Just one idea here I'm throwing into the fire.. Give admin the ability to add a https url for user logins/logouts and the option to keep them logged in under ssl after login or not. Again, this would be optional for admin to use. I don't like the idea of running a site under https all the time personally and that's why I suggested optional.
Regards
We can't do that. Only you and your host can control that.
(2009-01-16, 02:02 AM)RenegadeFan Wrote: [ -> ]We can't do that. Only you and your host can control that.
Currently MyBB hard-codes the http extension so even if the host has ssl setup, it can't be used with MyBB.
And yes Hemi, this has been on the todo list for a while and is being considered for a future version.
I would think some custom edits would make this possible. SSL is of course controlled by your host. You would then need to edit member.php and the signup links to be https but it can be done if you spend the time to make these alterations. imho it's a fairly good idea to have the option.
In general, how easy is it for hackers to intercept (and read) the data with a HTTP login?

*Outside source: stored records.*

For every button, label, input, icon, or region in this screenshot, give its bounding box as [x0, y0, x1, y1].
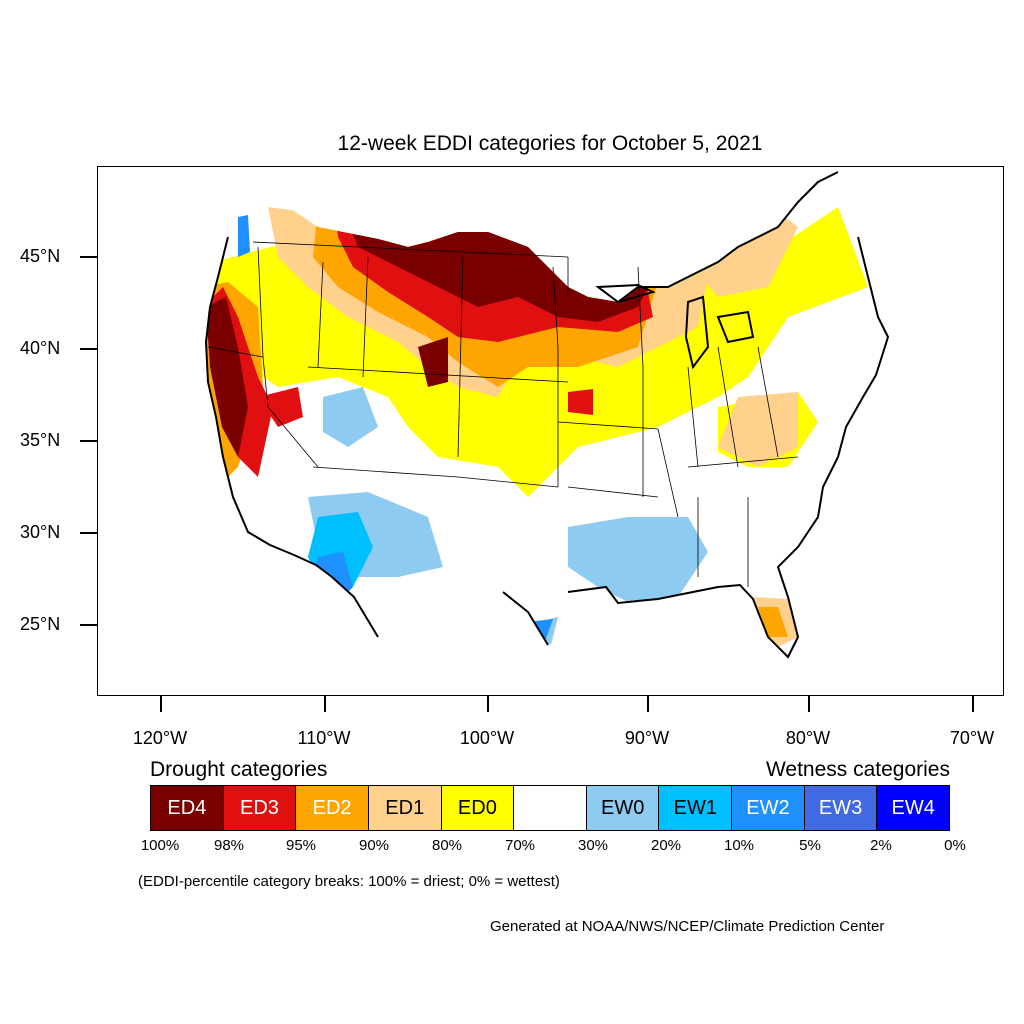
legend-box-ew3: EW3	[804, 786, 878, 830]
lon-tick	[160, 696, 162, 712]
eddi-map	[97, 166, 1004, 696]
lat-label: 45°N	[20, 246, 61, 266]
legend-box-ew2: EW2	[732, 786, 805, 830]
lat-label: 25°N	[20, 614, 61, 634]
legend-box-ed2: ED2	[296, 786, 369, 830]
legend-break: 70%	[504, 837, 536, 854]
lon-label: 120°W	[132, 728, 188, 748]
lon-tick	[324, 696, 326, 712]
lon-label: 70°W	[949, 728, 995, 748]
coastlines	[204, 171, 890, 659]
lon-tick	[808, 696, 810, 712]
legend-box-ed3: ED3	[223, 786, 297, 830]
drought-heading: Drought categories	[150, 758, 328, 781]
legend-box-ew0: EW0	[586, 786, 660, 830]
legend-break: 95%	[285, 837, 317, 854]
map-title: 12-week EDDI categories for October 5, 2…	[337, 132, 763, 155]
lon-label: 110°W	[297, 728, 351, 748]
lat-label: 30°N	[20, 522, 61, 542]
lon-tick	[972, 696, 974, 712]
lon-tick	[647, 696, 649, 712]
legend-break: 20%	[650, 837, 682, 854]
lat-tick	[80, 532, 97, 534]
lat-tick	[80, 256, 97, 258]
legend-break: 90%	[358, 837, 390, 854]
legend-box-ew4: EW4	[877, 786, 950, 830]
category-legend: ED4 ED3 ED2 ED1 ED0 EW0 EW1 EW2 EW3 EW4	[150, 785, 950, 831]
legend-break: 100%	[140, 837, 180, 854]
lon-label: 80°W	[785, 728, 831, 748]
legend-box-ed0: ED0	[441, 786, 515, 830]
map-canvas	[204, 171, 890, 659]
category-fields	[206, 172, 888, 657]
state-borders	[207, 241, 799, 587]
wetness-heading: Wetness categories	[765, 758, 950, 781]
lat-label: 35°N	[20, 430, 61, 450]
legend-box-ew1: EW1	[659, 786, 733, 830]
legend-break: 10%	[723, 837, 755, 854]
legend-break: 80%	[431, 837, 463, 854]
lat-tick	[80, 624, 97, 626]
legend-break: 2%	[870, 837, 892, 854]
legend-box-ed4: ED4	[151, 786, 224, 830]
legend-break: 5%	[799, 837, 821, 854]
credit-line: Generated at NOAA/NWS/NCEP/Climate Predi…	[490, 918, 885, 935]
lon-label: 90°W	[624, 728, 670, 748]
lat-tick	[80, 440, 97, 442]
legend-box-neutral	[514, 786, 587, 830]
legend-box-ed1: ED1	[368, 786, 442, 830]
lat-label: 40°N	[20, 338, 61, 358]
category-note: (EDDI-percentile category breaks: 100% =…	[138, 873, 560, 890]
legend-break: 98%	[213, 837, 245, 854]
lon-label: 100°W	[459, 728, 515, 748]
lat-tick	[80, 348, 97, 350]
legend-break: 30%	[577, 837, 609, 854]
legend-break: 0%	[944, 837, 966, 854]
lon-tick	[487, 696, 489, 712]
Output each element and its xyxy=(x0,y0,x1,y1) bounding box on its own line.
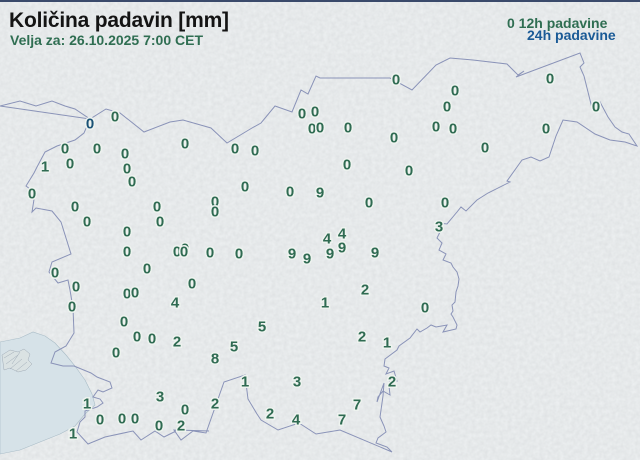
svg-text:4: 4 xyxy=(292,412,301,429)
svg-text:1: 1 xyxy=(69,426,77,443)
svg-text:0: 0 xyxy=(211,204,219,221)
svg-text:0: 0 xyxy=(180,244,188,261)
svg-text:0: 0 xyxy=(51,265,59,282)
svg-text:4: 4 xyxy=(171,295,180,312)
svg-text:0: 0 xyxy=(206,245,214,262)
svg-text:3: 3 xyxy=(435,219,443,236)
svg-text:0: 0 xyxy=(28,186,36,203)
svg-text:0: 0 xyxy=(451,83,459,100)
svg-text:0: 0 xyxy=(343,157,351,174)
svg-text:1: 1 xyxy=(383,335,391,352)
svg-text:1: 1 xyxy=(83,396,91,413)
svg-text:0: 0 xyxy=(181,402,189,419)
svg-text:0: 0 xyxy=(143,261,151,278)
svg-text:0: 0 xyxy=(481,140,489,157)
svg-text:1: 1 xyxy=(41,159,49,176)
svg-text:0: 0 xyxy=(118,411,126,428)
svg-text:0: 0 xyxy=(131,285,139,302)
svg-text:2: 2 xyxy=(177,418,185,435)
svg-text:0: 0 xyxy=(390,130,398,147)
svg-text:0: 0 xyxy=(286,184,294,201)
svg-text:0: 0 xyxy=(432,119,440,136)
svg-text:1: 1 xyxy=(321,295,329,312)
svg-text:9: 9 xyxy=(288,246,296,263)
svg-text:1: 1 xyxy=(241,374,249,391)
svg-text:7: 7 xyxy=(338,412,346,429)
svg-text:9: 9 xyxy=(338,240,346,257)
svg-text:0: 0 xyxy=(235,246,243,263)
svg-text:0: 0 xyxy=(443,99,451,116)
svg-text:0: 0 xyxy=(86,116,94,133)
svg-text:2: 2 xyxy=(358,329,366,346)
svg-text:0: 0 xyxy=(131,411,139,428)
svg-text:0: 0 xyxy=(251,143,259,160)
svg-text:3: 3 xyxy=(156,389,164,406)
svg-text:3: 3 xyxy=(293,374,301,391)
svg-text:2: 2 xyxy=(361,282,369,299)
svg-text:9: 9 xyxy=(316,185,324,202)
svg-text:0: 0 xyxy=(421,300,429,317)
svg-text:2: 2 xyxy=(266,406,274,423)
svg-text:9: 9 xyxy=(303,251,311,268)
svg-text:0: 0 xyxy=(241,179,249,196)
svg-text:0: 0 xyxy=(546,71,554,88)
svg-text:0: 0 xyxy=(83,214,91,231)
svg-text:0: 0 xyxy=(111,109,119,126)
svg-text:0: 0 xyxy=(449,121,457,138)
svg-text:9: 9 xyxy=(326,246,334,263)
svg-text:0: 0 xyxy=(298,106,306,123)
svg-text:0: 0 xyxy=(112,345,120,362)
svg-text:8: 8 xyxy=(211,351,219,368)
svg-text:0: 0 xyxy=(188,276,196,293)
svg-text:0: 0 xyxy=(66,156,74,173)
svg-text:5: 5 xyxy=(230,339,238,356)
svg-text:2: 2 xyxy=(211,396,219,413)
svg-text:0: 0 xyxy=(365,195,373,212)
svg-text:0: 0 xyxy=(441,195,449,212)
svg-text:0: 0 xyxy=(392,72,400,89)
svg-text:2: 2 xyxy=(388,374,396,391)
svg-text:0: 0 xyxy=(311,104,319,121)
svg-text:9: 9 xyxy=(371,245,379,262)
svg-text:0: 0 xyxy=(181,136,189,153)
svg-text:0: 0 xyxy=(148,331,156,348)
svg-text:0: 0 xyxy=(128,174,136,191)
svg-text:0: 0 xyxy=(155,418,163,435)
svg-text:0: 0 xyxy=(120,314,128,331)
svg-text:0: 0 xyxy=(344,120,352,137)
svg-text:0: 0 xyxy=(405,163,413,180)
svg-text:0: 0 xyxy=(72,279,80,296)
svg-text:7: 7 xyxy=(353,397,361,414)
svg-text:0: 0 xyxy=(96,412,104,429)
svg-text:0: 0 xyxy=(133,329,141,346)
svg-text:0: 0 xyxy=(71,199,79,216)
svg-text:0: 0 xyxy=(68,299,76,316)
svg-text:0: 0 xyxy=(123,244,131,261)
svg-text:0: 0 xyxy=(592,99,600,116)
svg-text:0: 0 xyxy=(123,224,131,241)
svg-text:5: 5 xyxy=(258,319,266,336)
svg-text:2: 2 xyxy=(173,334,181,351)
svg-text:0: 0 xyxy=(542,121,550,138)
svg-text:0: 0 xyxy=(93,141,101,158)
svg-text:0: 0 xyxy=(316,120,324,137)
svg-text:0: 0 xyxy=(231,141,239,158)
svg-text:0: 0 xyxy=(156,214,164,231)
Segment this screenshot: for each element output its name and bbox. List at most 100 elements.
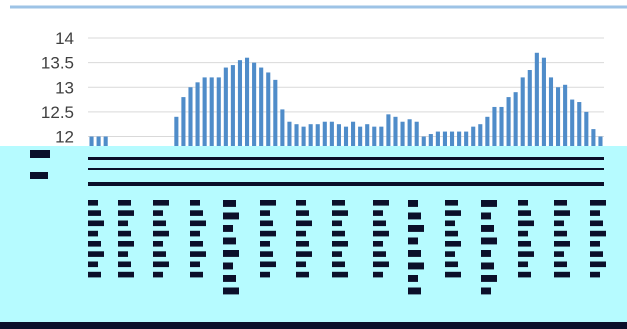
glitch-block [88, 210, 101, 216]
y-tick-label: 13 [55, 78, 74, 97]
glitch-block [88, 220, 104, 227]
glitch-block [332, 200, 345, 206]
glitch-block [296, 241, 309, 247]
bar [280, 109, 285, 167]
y-tick-label: 14 [55, 29, 74, 48]
glitch-block [518, 271, 531, 278]
glitch-block [332, 271, 348, 278]
bar [548, 77, 554, 167]
glitch-block [408, 200, 418, 207]
glitch-overlay [0, 146, 627, 322]
glitch-block [590, 200, 606, 206]
glitch-block [373, 220, 386, 227]
glitch-block [445, 261, 458, 268]
glitch-block [190, 220, 206, 227]
glitch-block [88, 261, 98, 268]
bar [209, 77, 214, 167]
glitch-streak [88, 182, 604, 186]
bar [188, 87, 193, 167]
glitch-block [445, 200, 458, 206]
y-tick-label: 12.5 [41, 103, 74, 122]
glitch-block [296, 230, 306, 237]
glitch-block [590, 261, 606, 268]
glitch-block [190, 210, 203, 216]
glitch-block [445, 271, 461, 278]
glitch-block [153, 220, 166, 227]
glitch-block [554, 261, 567, 268]
glitch-block [153, 251, 166, 257]
bar [237, 60, 243, 167]
y-tick-label: 13.5 [41, 54, 74, 73]
glitch-block [554, 271, 570, 278]
bar [195, 82, 200, 167]
glitch-block [554, 220, 564, 227]
bar [534, 52, 539, 167]
glitch-block [408, 250, 421, 257]
bar [393, 116, 398, 167]
glitch-streak [88, 157, 604, 160]
glitch-block [518, 251, 534, 257]
glitch-block [408, 225, 424, 232]
glitch-block [223, 237, 236, 245]
bar [386, 114, 391, 167]
glitch-block [518, 261, 528, 268]
glitch-block [260, 220, 273, 227]
glitch-block [260, 200, 276, 206]
bar [259, 67, 264, 167]
glitch-block [30, 150, 50, 158]
glitch-block [223, 212, 239, 220]
glitch-block [223, 262, 233, 270]
bar [252, 62, 257, 167]
bar [365, 124, 370, 167]
bar [506, 97, 511, 167]
glitch-block [373, 251, 386, 257]
glitch-block [260, 241, 270, 247]
bar [541, 57, 546, 167]
glitch-block [296, 271, 309, 278]
glitch-block [332, 230, 345, 237]
glitch-block [373, 210, 383, 216]
bar [414, 121, 419, 167]
glitch-block [153, 230, 169, 237]
glitch-block [481, 200, 497, 207]
glitch-block [88, 200, 98, 206]
glitch-block [373, 271, 383, 278]
bar [492, 106, 497, 167]
glitch-block [223, 250, 239, 257]
glitch-block [88, 251, 104, 257]
glitch-block [153, 200, 169, 206]
glitch-block [260, 230, 276, 237]
glitch-block [332, 220, 342, 227]
glitch-block [223, 225, 233, 232]
glitch-block [153, 241, 163, 247]
glitch-block [408, 287, 421, 295]
glitch-block [554, 230, 567, 237]
glitch-block [518, 230, 528, 237]
bar [336, 124, 341, 167]
glitch-block [481, 250, 491, 257]
glitch-block [260, 210, 270, 216]
glitch-block [296, 200, 306, 206]
bar [308, 124, 313, 167]
glitch-block [554, 210, 570, 216]
glitch-block [190, 230, 200, 237]
glitch-block [373, 261, 389, 268]
bar [513, 92, 518, 167]
glitch-block [153, 261, 169, 268]
glitch-block [88, 271, 101, 278]
glitch-block [30, 172, 48, 179]
glitch-block [373, 200, 389, 206]
glitch-block [118, 210, 134, 216]
glitch-block [590, 271, 600, 278]
glitch-block [223, 200, 236, 207]
glitch-block [481, 225, 494, 232]
bar [216, 77, 221, 167]
glitch-block [332, 251, 342, 257]
glitch-block [590, 241, 600, 247]
bar [400, 121, 405, 167]
bar [202, 77, 207, 167]
glitch-block [518, 200, 528, 206]
glitch-block [153, 210, 163, 216]
bar [520, 77, 525, 167]
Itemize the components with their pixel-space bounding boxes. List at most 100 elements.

If they want to do it...they can. SSL is certainly a deeper level of protection though. You might want to ask yourself how valuable is the information you want to protect. Forum logins shouldn't be subject imho to high security. Certainly don't use the same password on a forum that you would say at Paypal or even your email address. That's just poor security.
Normally SSL logins are reserved for commerce sites where personal information may be stored. On a forums there is little that can be exposed.